The author pays careful attention to all the threads of the narrative from start to end, and provides emotional weight, consequence, and both a gripping realism and uncomfortable horror. All the promises set up are fulfilled by the end, in one way or another.
While keeping smart attention to the progress of the character and her narrative, the sci-element is used to speak to a lot of serious issues. The story doesn't shy away from the heavy shit that is involved with people and politics trying to control what they're uncomfortable with, as we get suicide, self-mutilation, degradation, loss of self, depression, both sides of the coin trying to use victims for their own purposes and beliefs, etc.
One aspect I thought especially well-done was the protagonist's confusion about her own identity during the time she spends in her android body. The situations she found herself in, and the choices she had to manage, were terrifying, but built up to at a careful pace that leant the story power.
One of the elements I found most disturbing, and realistic, was how much pressure the protagonist got from political bullies (realistically, from both the religious and the not-religious) that her choices meant she did not have a right to exist, that she didn't have a soul or was somehow ruining "normal" life for them.

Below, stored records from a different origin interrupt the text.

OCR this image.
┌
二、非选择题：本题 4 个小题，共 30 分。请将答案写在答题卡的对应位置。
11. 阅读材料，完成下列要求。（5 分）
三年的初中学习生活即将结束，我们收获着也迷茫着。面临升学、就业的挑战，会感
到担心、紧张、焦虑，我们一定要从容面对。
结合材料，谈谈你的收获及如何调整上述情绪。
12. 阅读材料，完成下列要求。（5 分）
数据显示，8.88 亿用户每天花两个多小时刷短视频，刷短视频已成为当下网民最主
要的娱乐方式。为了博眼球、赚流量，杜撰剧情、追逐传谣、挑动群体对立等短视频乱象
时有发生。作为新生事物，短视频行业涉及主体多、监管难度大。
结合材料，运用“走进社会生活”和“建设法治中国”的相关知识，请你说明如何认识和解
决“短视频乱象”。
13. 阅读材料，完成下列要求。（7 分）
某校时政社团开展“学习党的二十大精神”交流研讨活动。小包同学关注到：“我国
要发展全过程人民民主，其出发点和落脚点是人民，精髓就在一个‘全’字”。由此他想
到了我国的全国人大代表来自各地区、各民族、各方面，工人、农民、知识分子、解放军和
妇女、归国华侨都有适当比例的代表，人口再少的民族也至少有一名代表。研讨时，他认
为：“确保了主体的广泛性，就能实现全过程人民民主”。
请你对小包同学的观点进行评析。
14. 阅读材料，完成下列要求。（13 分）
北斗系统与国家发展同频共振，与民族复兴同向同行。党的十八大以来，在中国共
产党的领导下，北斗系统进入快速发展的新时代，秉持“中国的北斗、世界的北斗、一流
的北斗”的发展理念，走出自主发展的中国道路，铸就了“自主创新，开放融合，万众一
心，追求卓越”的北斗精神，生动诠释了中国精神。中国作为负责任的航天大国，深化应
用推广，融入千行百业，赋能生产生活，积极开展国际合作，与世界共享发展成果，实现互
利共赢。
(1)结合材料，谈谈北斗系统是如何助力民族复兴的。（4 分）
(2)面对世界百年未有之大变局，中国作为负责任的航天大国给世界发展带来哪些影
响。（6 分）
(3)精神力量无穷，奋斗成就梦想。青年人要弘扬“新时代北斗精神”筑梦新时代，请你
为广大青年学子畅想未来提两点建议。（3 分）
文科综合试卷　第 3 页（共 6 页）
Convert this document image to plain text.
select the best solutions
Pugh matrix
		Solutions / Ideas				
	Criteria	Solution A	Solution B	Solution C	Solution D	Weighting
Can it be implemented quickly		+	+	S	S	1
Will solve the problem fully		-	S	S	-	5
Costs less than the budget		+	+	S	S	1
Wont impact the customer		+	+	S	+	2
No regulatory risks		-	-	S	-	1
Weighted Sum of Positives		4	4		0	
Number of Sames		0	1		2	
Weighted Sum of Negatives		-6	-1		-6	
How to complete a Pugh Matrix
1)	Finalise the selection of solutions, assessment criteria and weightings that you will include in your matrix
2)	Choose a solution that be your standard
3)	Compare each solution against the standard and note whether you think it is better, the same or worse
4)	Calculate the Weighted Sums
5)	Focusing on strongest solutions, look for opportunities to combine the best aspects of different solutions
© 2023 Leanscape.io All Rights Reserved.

Pelland keeps the narrative very personal and conflicting for the character throughout, which makes it especially heart-rending as the character struggles to handle stark betrayals and misunderstandings from her wife, her boss, her colleagues, from all sorts. It spoke volumes to the necessity of providing community and understanding to those in transitional and/or troubled periods in their life. It also spoke to how much people think they should be able to control others.
I can hardly wait to read Pelland's short story anthology.